Re: Testing submissions stops when a test case fails to run

by Richard Lobb -
Number of replies: 0
There are two reasons for aborting testing when a test times out.

Firstly, I strongly prefer all-or-nothing grading, giving students the opportunity to fix their bugs rather than giving them part marks when some tests pass and some fail. See my old diatribe here. However, I accept that that's very much a personal view and CodeRunner should support different viewpoints where practicable.

The second reason is perhaps more compelling. At least in courses I teach, by far the most common cause of a timeout is a broken while loop, such as one that fails to increment the loop control variable. This code is doomed to timeout on every test. If there's a 3 sec timeout and ten test cases, that's 30 sec of Jobe sandbox CPU time. Not only is that a long time for a student to wait under test or exam conditions but it has the potential to overload the Jobe server, resulting in denial of service to all other users. Consider an exam with several hundred students of which 10 have such a bug. That's 5 minutes of lost CPU time on the Jobe server.

In summary: I don't wish to change the existing approach of aborting on a timeout.

However, there are workarounds.

The easiest workaround is to build your own timeout into your tests, making sure that your timeout expires well before the Jobe timeout. This is highly language dependent, but in Python you might write a test in the following form:

from subprocess import run, TimeoutExpired
try:
     run( .... , timeout=2)
except TimeoutExpired:
    print("This test timed out")
You might want to hide the test infrastructure in either the global_extra field or the individual test.extra fields.

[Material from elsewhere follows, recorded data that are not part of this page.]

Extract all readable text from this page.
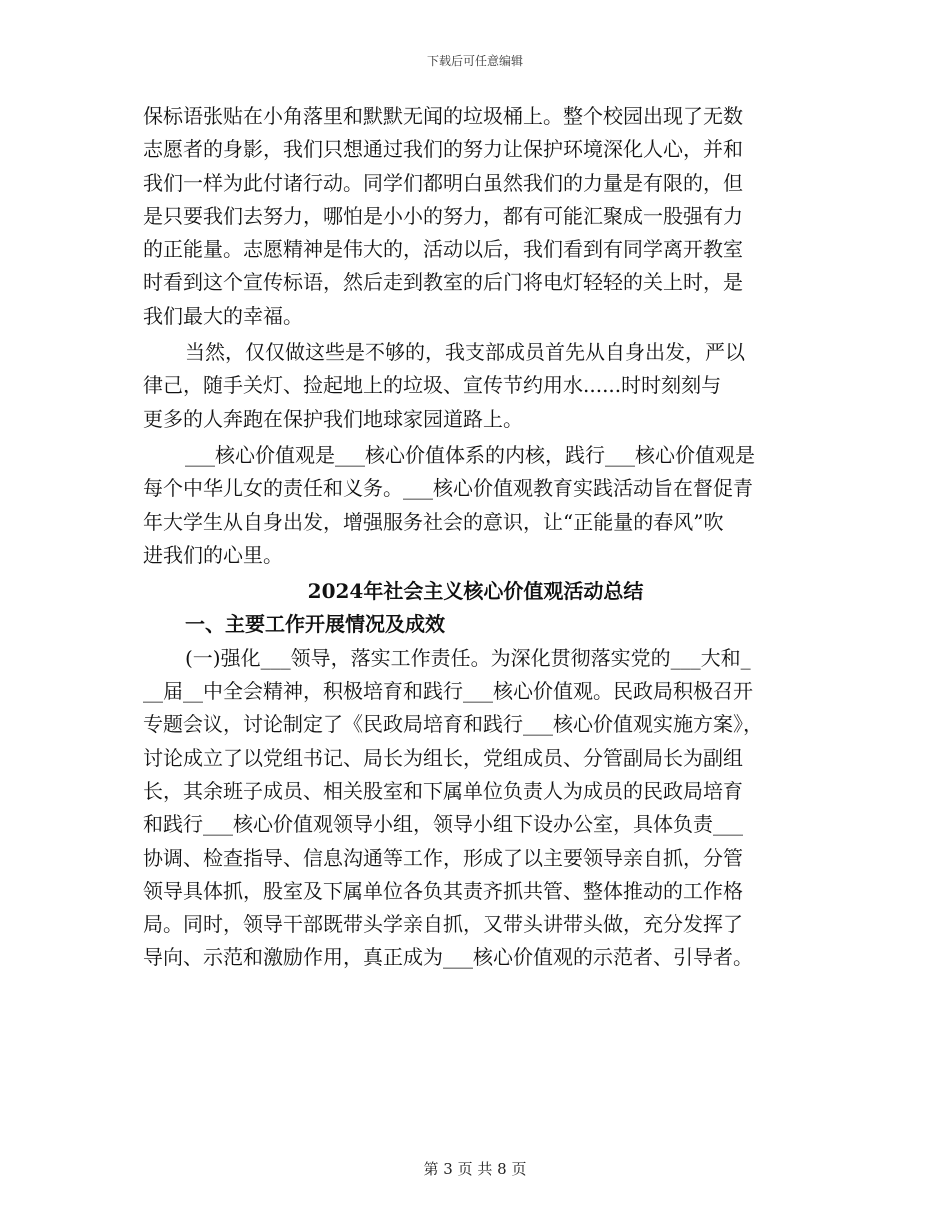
下载后可任意编辑
保标语张贴在小角落里和默默无闻的垃圾桶上。整个校园出现了无数
志愿者的身影，我们只想通过我们的努力让保护环境深化人心，并和
我们一样为此付诸行动。同学们都明白虽然我们的力量是有限的，但
是只要我们去努力，哪怕是小小的努力，都有可能汇聚成一股强有力
的正能量。志愿精神是伟大的，活动以后，我们看到有同学离开教室
时看到这个宣传标语，然后走到教室的后门将电灯轻轻的关上时，是
我们最大的幸福。
当然，仅仅做这些是不够的，我支部成员首先从自身出发，严以
律己，随手关灯、捡起地上的垃圾、宣传节约用水......时时刻刻与
更多的人奔跑在保护我们地球家园道路上。
___核心价值观是___核心价值体系的内核，践行___核心价值观是
每个中华儿女的责任和义务。___核心价值观教育实践活动旨在督促青
年大学生从自身出发，增强服务社会的意识，让“正能量的春风”吹
进我们的心里。
2024年社会主义核心价值观活动总结
一、主要工作开展情况及成效
(一)强化___领导，落实工作责任。为深化贯彻落实党的___大和_
__届__中全会精神，积极培育和践行___核心价值观。民政局积极召开
专题会议，讨论制定了《民政局培育和践行___核心价值观实施方案》，
讨论成立了以党组书记、局长为组长，党组成员、分管副局长为副组
长，其余班子成员、相关股室和下属单位负责人为成员的民政局培育
和践行___核心价值观领导小组，领导小组下设办公室，具体负责___
协调、检查指导、信息沟通等工作，形成了以主要领导亲自抓，分管
领导具体抓，股室及下属单位各负其责齐抓共管、整体推动的工作格
局。同时，领导干部既带头学亲自抓，又带头讲带头做，充分发挥了
导向、示范和激励作用，真正成为___核心价值观的示范者、引导者。
第 3 页 共 8 页
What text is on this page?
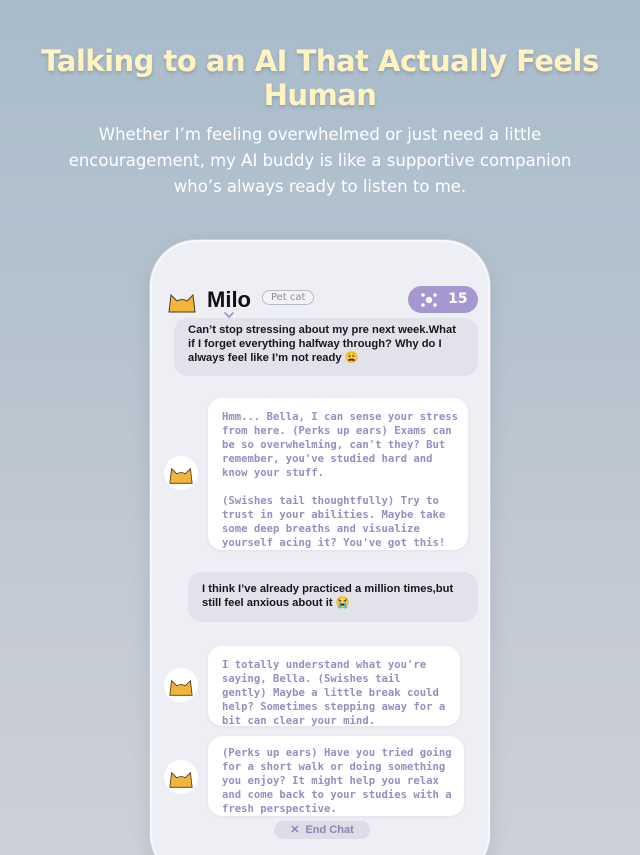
Talking to an AI That Actually Feels Human
Whether I’m feeling overwhelmed or just need a little encouragement, my AI buddy is like a supportive companion who’s always ready to listen to me.
Milo	Pet cat	15
Can’t stop stressing about my pre next week.What if I forget everything halfway through? Why do I always feel like I’m not ready 😩
Hmm... Bella, I can sense your stress from here. (Perks up ears) Exams can be so overwhelming, can't they? But remember, you've studied hard and know your stuff.

(Swishes tail thoughtfully) Try to trust in your abilities. Maybe take some deep breaths and visualize yourself acing it? You've got this!
I think I’ve already practiced a million times,but still feel anxious about it 😭
I totally understand what you're saying, Bella. (Swishes tail gently) Maybe a little break could help? Sometimes stepping away for a bit can clear your mind.
(Perks up ears) Have you tried going for a short walk or doing something you enjoy? It might help you relax and come back to your studies with a fresh perspective.
✕ End Chat
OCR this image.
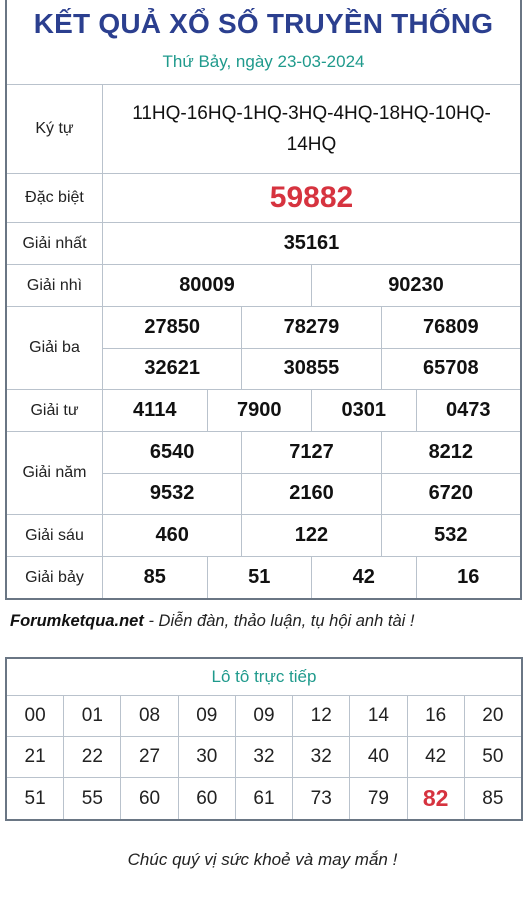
KẾT QUẢ XỔ SỐ TRUYỀN THỐNG
Thứ Bảy, ngày 23-03-2024
Ký tự
11HQ-16HQ-1HQ-3HQ-4HQ-18HQ-10HQ-
14HQ
Đặc biệt	59882
Giải nhất	35161
Giải nhì	80009	90230
Giải ba
27850	78279	76809
32621	30855	65708
Giải tư	4114	7900	0301	0473
Giải năm
6540	7127	8212
9532	2160	6720
Giải sáu	460	122	532
Giải bảy	85	51	42	16
Forumketqua.net - Diễn đàn, thảo luận, tụ hội anh tài !
Lô tô trực tiếp
00	01	08	09	09	12	14	16	20
21	22	27	30	32	32	40	42	50
51	55	60	60	61	73	79	82	85
Chúc quý vị sức khoẻ và may mắn !
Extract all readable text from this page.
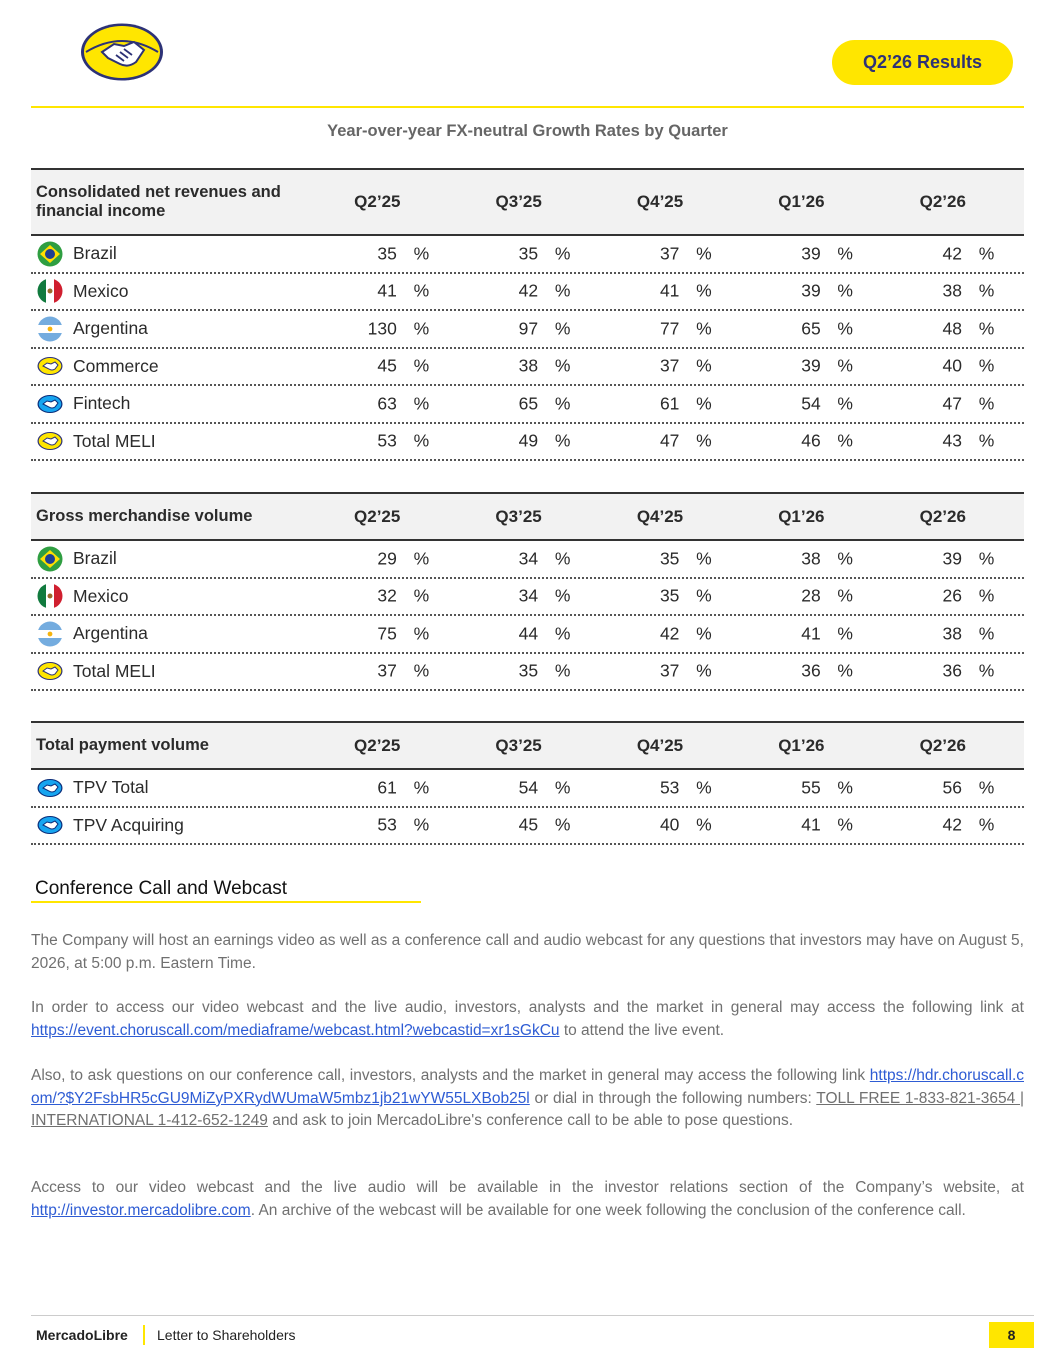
Q2’26 Results
Year-over-year FX-neutral Growth Rates by Quarter
Consolidated net revenues and financial income	Q2’25	Q3’25	Q4’25	Q1’26	Q2’26
Brazil	35 %	35 %	37 %	39 %	42 %
Mexico	41 %	42 %	41 %	39 %	38 %
Argentina	130 %	97 %	77 %	65 %	48 %
Commerce	45 %	38 %	37 %	39 %	40 %
Fintech	63 %	65 %	61 %	54 %	47 %
Total MELI	53 %	49 %	47 %	46 %	43 %
Gross merchandise volume	Q2’25	Q3’25	Q4’25	Q1’26	Q2’26
Brazil	29 %	34 %	35 %	38 %	39 %
Mexico	32 %	34 %	35 %	28 %	26 %
Argentina	75 %	44 %	42 %	41 %	38 %
Total MELI	37 %	35 %	37 %	36 %	36 %
Total payment volume	Q2’25	Q3’25	Q4’25	Q1’26	Q2’26
TPV Total	61 %	54 %	53 %	55 %	56 %
TPV Acquiring	53 %	45 %	40 %	41 %	42 %
Conference Call and Webcast

The Company will host an earnings video as well as a conference call and audio webcast for any questions that investors may have on August 5, 2026, at 5:00 p.m. Eastern Time.

In order to access our video webcast and the live audio, investors, analysts and the market in general may access the following link at https://event.choruscall.com/mediaframe/webcast.html?webcastid=xr1sGkCu to attend the live event.

Also, to ask questions on our conference call, investors, analysts and the market in general may access the following link https://hdr.choruscall.com/?$Y2FsbHR5cGU9MiZyPXRydWUmaW5mbz1jb21wYW55LXBob25l or dial in through the following numbers: TOLL FREE 1-833-821-3654 | INTERNATIONAL 1-412-652-1249 and ask to join MercadoLibre's conference call to be able to pose questions.

Access to our video webcast and the live audio will be available in the investor relations section of the Company’s website, at http://investor.mercadolibre.com. An archive of the webcast will be available for one week following the conclusion of the conference call.

MercadoLibre Letter to Shareholders	8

A better but vastly more complex solution is to write your own custom question type that uses a combinator template grader to run all the test in whatever way you fancy. Our own in-house question types have a template parameter abortonerror that determines whether or not to continue testing after an error. An overall watchdog timer goes off before the Jobe server's timeout in order to prevens the tester from losing control if a total time budget is exceeded. With this approach you need to set a very long timeout - say 50 secs - for the total run, which again raises the spectre of a jobe server overload.